Catalog on Tableau Online

Catalog is automatically enabled when Tableau Online is licensed with the Data Management Add-on.

After your Tableau Online site has been licensed with the Data Management Add-on, the content that already exists on your Tableau Online site is immediately indexed. The time it takes to index the content depends on the amount of content you have. After the content is initially indexed, Catalog monitors newly published content and other changes to assets and continues to index in the background.

Catalog on Tableau Server

As a Tableau Server admin, there are a few things that you need to consider before and while enabling Catalog to ensure optimal performance of Catalog in your Tableau Server environment.

Before enabling Catalog

When Catalog is turned on for the first time, the content that already exists on your Tableau Server is immediately indexed. Catalog uses the non-interactive microservices container to index all the content on Tableau Server. The indexing process is comprised of two primary parts: initial ingestion and event monitoring.

The time it takes Catalog to index the content depends on a couple of factors:

  • Amount of content on Tableau Server: The amount of content is measured by the total number of workbooks, published data sources, and flows published to Tableau Server.
  • Resources available to the non-interactive container: Specifically, the number of threads, processes, and memory available to support the non-interactive microservices container. For information about the non-interactive microservices container, see the Tableau Server Microservice Container topic.

After understanding the factors that impact Catalog ingestion, there might be some adjustments you need to make before enabling Catalog. The recommended process and adjustments to support enabling Catalog are described below.

Step 1: Determine the amount of content on Tableau Server

To determine the amount of content on Tableau Server, do the following:

  1. Sign in to Tableau Server using your admin credentials.
  2. Go to the Explore page.
  3. Click the Top-Level Project drop-down menu and add the numbers next to All Workbooks, All Data Sources, and All Flows together. This is the total amount of content on Tableau Server.
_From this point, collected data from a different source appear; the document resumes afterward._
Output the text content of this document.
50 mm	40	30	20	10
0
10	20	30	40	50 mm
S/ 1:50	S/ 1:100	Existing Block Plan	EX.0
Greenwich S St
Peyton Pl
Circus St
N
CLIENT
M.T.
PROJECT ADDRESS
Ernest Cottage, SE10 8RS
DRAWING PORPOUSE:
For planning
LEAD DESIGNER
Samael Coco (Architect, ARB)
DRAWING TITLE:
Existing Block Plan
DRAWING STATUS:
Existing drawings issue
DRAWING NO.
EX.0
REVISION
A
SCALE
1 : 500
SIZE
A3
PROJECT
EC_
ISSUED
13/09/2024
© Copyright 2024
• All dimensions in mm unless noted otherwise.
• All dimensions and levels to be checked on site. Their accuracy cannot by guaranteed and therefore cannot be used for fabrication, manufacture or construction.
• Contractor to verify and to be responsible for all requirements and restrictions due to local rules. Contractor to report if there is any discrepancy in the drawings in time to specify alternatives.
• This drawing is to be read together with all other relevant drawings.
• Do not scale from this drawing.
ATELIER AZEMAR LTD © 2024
Step 2: Estimate how long ingestion will take

To estimate the time it will take Catalog to ingest content on Tableau Server for the first time, compare your Tableau Server setup to a baseline Tableau Server setup.

For a Tableau Server with the following setup, initial ingestion could take about 6 hours to complete.

Components Baseline values
Content 12,000 workbooks, published data sources, and flows
Threads

2

JVM heap size (memory) 64 MB (minimum) - 4 GB (maximum)
Ingestion ~6 hours

If you have roughly half the content in your Tableau Server environment, initial ingestion might take half the time to complete.

For example: 6,000 (workbooks, published data sources, and flows) + 2 (threads) = ~3 hours (ingestion)

If you have roughly double the content in your Tableau Server environment, initial ingestion might take double the time to complete.

For example: 24,000 (workbooks, published data sources, and flows) + 2 (threads) = ~12 hours (ingestion)

Step 3 (optional): Decrease the time of ingestion and increase memory

If you want to increase the speed of initial ingestion and therefore decrease the time of initial ingestion, you can increase the number of threads allocated to the non-interactive microservices container. When you increase the number of threads, memory must be increased as well.

Threads

As a general rule, the time it takes for Catalog to perform initial ingestion is correlated to the number of allocated threads. Therefore, if you want to reduce the estimated time of ingestion by half, double the allocated threads.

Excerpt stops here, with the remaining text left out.